Related, and I think this might have been a result of not liking the GM, when I do get a mixed success it often feels like the GM is just fucking with me. It felt very unilateral. They decide what happens with no buy-in from the table needed. When I run Fate, mixed successes are a proposal the player can accept, decline, or suggest another idea.
Third, playbooks feel like mad libs instead of writing. So much is already defined, typically, it’s constraining and anchoring. I don’t feel like I’m really making something of my own. I can see how that’s really helpful for some people but I don’t enjoy it. I much prefer the utterly freeform mode of Fate. I want to be a chaos magick using librarian? I can just write that down.
I had fun doing a one shot of rapscallions a couple weeks ago, but I wouldn’t make it my main game.
For me it’s not so much combat I’m looking for as competence (and due to this, D&D 5e irritates me for largely restricting competence to combat by various means). PBtA rubs me the wrong way primarily because, when combined with a system that makes “yes, but” the most common result, moves feel less like the things your character can do well and more like the things characters try to do despite not being good at them.

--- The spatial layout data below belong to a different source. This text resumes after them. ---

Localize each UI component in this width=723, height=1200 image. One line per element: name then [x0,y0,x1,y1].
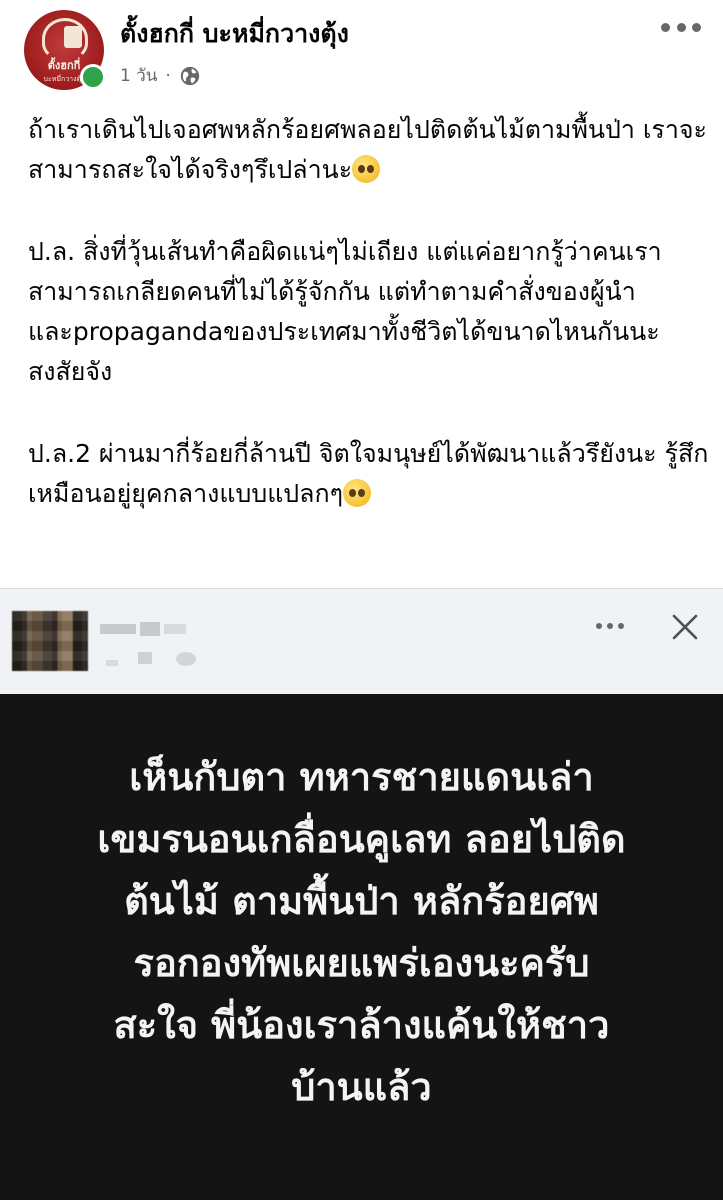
shared-quote-image[interactable]: เห็นกับตา ทหารชายแดนเล่า เขมรนอนเกลื่อนค… [0,694,723,1200]
pleading-face-emoji [343,479,372,507]
post-body: ถ้าเราเดินไปเจอศพหลักร้อยศพลอยไปติดต้นไม… [28,110,718,556]
post-paragraph-3: ป.ล.2 ผ่านมากี่ร้อยกี่ล้านปี จิตใจมนุษย์… [28,434,718,514]
post-timestamp[interactable]: 1 วัน [120,62,157,89]
shared-post-header [0,588,723,695]
globe-icon [180,66,199,85]
post-meta: 1 วัน · [120,62,201,89]
post-paragraph-2: ป.ล. สิ่งที่วุ้นเส้นทำคือผิดแน่ๆไม่เถียง… [28,232,718,392]
shared-more-options-icon[interactable] [596,622,624,630]
post-paragraph-1: ถ้าเราเดินไปเจอศพหลักร้อยศพลอยไปติดต้นไม… [28,110,718,190]
post-card: ตั้งฮกกี่ บะหมี่กวางตุ้ง ตั้งฮกกี่ บะหมี… [0,0,723,588]
meta-separator: · [165,65,171,86]
pleading-face-emoji [352,155,381,183]
online-status-indicator [80,64,106,90]
more-options-icon[interactable] [661,22,701,32]
shared-quote-text: เห็นกับตา ทหารชายแดนเล่า เขมรนอนเกลื่อนค… [97,755,626,1109]
blurred-avatar[interactable] [12,611,88,671]
close-icon[interactable] [670,612,700,642]
post-paragraph-2-text: ป.ล. สิ่งที่วุ้นเส้นทำคือผิดแน่ๆไม่เถียง… [28,237,662,386]
page-name-link[interactable]: ตั้งฮกกี่ บะหมี่กวางตุ้ง [120,14,349,54]
logo-mark-shape [64,26,82,48]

Also, PBtA games tend to dictate *who* your character is more than most.
Gotcha.
I wouldn’t be surprised to learn that PbtA has a narrower statistical distribution of dice rolls than games that you like. In other words, PbtA might relatively flatten the probability of everything, while other games make some things just flat out either impossible or trivial (depending on your characters’ level).
At the same time, character proficiency is not trivial. In other words, an incompetent character will definitely fail much more than a competent character. The Apocalypse World creator did the math for us:
Imagine going from 30% likelihood of success to 90% likelihood of success.
Regardless, I still concede that other games could be much more brutal or much more lenient (depending on character competence). And this, on its own, could be seen as a bug and not a feature. I happen to see it as a feature: try it out, burn the world down, rebuild it, all in one session. The story coming out of that session will be probably be interesting!
Now, as to overconstrained characters, I also agree here. However, the way that Apocalypse World does characters is decidedly not how all PbtA games do characters. Vincent Baker himself has said that his character playbooks are a sort of historical accident and that other PbtA games could be entirely different. This is not just speculation, it’s a fact. Take Ironsworn or Starforged. Both of those games have ridiculous flexibility around character creation. You don’t have playbooks: all characters start with the same blank slate of a character sheet. You build your character with combinations of cards, and there are hundreds of them.